Will The Gig Economy Last?

This rising legal retribution is a huge threat to the gig economy. Not being responsible for employees’ taxes and benefits allows companies like Handy to operate with 20% to 30% less in labor costs than the incumbent competition, leading to eye-popping numbers like Uber’s $40 billion valuation or Instacart’s latest $220 million round of funding. Lose this workforce structure—either by a wave of class-action lawsuits, intervention by regulators, or through the collective action of disgruntled workers—and you lose the gig economy.
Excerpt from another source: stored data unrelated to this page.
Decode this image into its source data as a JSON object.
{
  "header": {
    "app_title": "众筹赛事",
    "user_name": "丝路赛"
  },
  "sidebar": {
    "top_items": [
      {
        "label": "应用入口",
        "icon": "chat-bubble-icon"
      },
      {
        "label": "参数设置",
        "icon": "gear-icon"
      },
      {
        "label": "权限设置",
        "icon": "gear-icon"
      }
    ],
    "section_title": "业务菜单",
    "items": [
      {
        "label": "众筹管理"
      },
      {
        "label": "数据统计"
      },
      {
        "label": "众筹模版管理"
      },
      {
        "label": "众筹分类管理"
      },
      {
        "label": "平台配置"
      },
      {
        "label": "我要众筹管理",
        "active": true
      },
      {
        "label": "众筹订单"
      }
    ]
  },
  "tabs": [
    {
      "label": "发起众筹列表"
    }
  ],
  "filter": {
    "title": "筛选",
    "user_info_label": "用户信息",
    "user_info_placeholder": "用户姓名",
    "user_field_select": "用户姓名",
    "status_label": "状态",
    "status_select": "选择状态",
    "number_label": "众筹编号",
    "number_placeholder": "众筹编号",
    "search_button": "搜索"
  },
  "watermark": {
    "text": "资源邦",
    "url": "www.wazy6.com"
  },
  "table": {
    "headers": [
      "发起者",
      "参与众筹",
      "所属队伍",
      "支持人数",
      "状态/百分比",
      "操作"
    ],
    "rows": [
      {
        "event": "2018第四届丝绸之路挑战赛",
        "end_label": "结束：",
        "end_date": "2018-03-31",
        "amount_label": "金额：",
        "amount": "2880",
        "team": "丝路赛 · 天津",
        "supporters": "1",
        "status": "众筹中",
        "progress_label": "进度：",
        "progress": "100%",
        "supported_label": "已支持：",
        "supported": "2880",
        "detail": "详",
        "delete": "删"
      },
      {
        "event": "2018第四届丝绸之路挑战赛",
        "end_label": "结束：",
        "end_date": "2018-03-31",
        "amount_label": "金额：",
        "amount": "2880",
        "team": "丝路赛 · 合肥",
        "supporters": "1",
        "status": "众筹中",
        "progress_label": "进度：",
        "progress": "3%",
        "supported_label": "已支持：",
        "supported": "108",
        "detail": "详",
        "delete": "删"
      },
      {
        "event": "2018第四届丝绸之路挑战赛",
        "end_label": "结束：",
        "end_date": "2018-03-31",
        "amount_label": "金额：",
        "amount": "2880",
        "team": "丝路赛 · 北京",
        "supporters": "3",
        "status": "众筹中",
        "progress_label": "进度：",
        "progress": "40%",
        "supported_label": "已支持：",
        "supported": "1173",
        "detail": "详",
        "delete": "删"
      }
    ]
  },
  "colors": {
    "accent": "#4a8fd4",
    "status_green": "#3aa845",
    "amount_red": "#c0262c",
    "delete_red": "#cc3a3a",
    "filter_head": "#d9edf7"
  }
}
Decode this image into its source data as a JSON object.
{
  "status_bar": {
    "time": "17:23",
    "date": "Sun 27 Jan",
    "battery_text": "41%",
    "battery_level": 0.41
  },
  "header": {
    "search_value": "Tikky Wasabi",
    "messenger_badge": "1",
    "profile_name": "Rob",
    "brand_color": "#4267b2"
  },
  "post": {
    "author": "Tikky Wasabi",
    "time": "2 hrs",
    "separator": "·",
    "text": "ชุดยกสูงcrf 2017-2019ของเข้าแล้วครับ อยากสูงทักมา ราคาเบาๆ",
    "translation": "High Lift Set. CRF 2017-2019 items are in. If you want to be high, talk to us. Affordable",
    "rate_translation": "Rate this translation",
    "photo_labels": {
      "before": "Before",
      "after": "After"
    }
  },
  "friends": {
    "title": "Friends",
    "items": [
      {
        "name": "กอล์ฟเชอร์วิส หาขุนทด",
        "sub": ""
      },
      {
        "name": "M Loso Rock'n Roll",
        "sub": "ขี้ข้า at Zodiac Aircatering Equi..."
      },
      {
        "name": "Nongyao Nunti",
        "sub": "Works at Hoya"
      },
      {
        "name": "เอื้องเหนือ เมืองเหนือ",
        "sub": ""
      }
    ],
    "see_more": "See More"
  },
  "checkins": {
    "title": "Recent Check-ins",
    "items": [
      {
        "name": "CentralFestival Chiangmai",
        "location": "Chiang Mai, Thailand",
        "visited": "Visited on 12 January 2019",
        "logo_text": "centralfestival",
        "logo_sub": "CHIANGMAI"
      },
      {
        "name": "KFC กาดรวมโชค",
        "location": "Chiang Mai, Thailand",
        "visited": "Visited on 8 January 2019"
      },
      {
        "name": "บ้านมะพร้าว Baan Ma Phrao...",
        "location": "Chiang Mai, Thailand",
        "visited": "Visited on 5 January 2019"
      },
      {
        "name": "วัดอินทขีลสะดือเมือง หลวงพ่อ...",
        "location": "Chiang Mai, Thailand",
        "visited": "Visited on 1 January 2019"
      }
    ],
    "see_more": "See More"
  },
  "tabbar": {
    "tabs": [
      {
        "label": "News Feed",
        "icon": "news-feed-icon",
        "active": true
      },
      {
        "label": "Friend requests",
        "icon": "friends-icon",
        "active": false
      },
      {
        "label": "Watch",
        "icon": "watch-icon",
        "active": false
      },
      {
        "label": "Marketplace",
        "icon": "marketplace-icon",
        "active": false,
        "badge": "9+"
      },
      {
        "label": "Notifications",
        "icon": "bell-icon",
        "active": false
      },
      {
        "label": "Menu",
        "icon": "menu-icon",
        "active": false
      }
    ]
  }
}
“If you had the liability that we’re talking about for Handy, it would shut a lot of these companies down,” says Shelby Clark, who runs an organization for sharing economy workers called Peers, which is at least partially backed by stakeholders in the platforms they work on. Craig Shapiro, the founder of the Collaborative Fund, which has invested in sharing economy companies, puts the conundrum like this: “It translates valuing something like Uber or Lyft as a software technology company,” he says, “to [valuing it as] something more like a traditional transportation business.”

What’s at stake with these lawsuits and protests? The very definition of “employee” in a tech-enabled, service-driven 21st century American economy. Gig economy companies do not own cars, hotels, or even their workers’ cleaning supplies. What they own is a marketplace with two sides.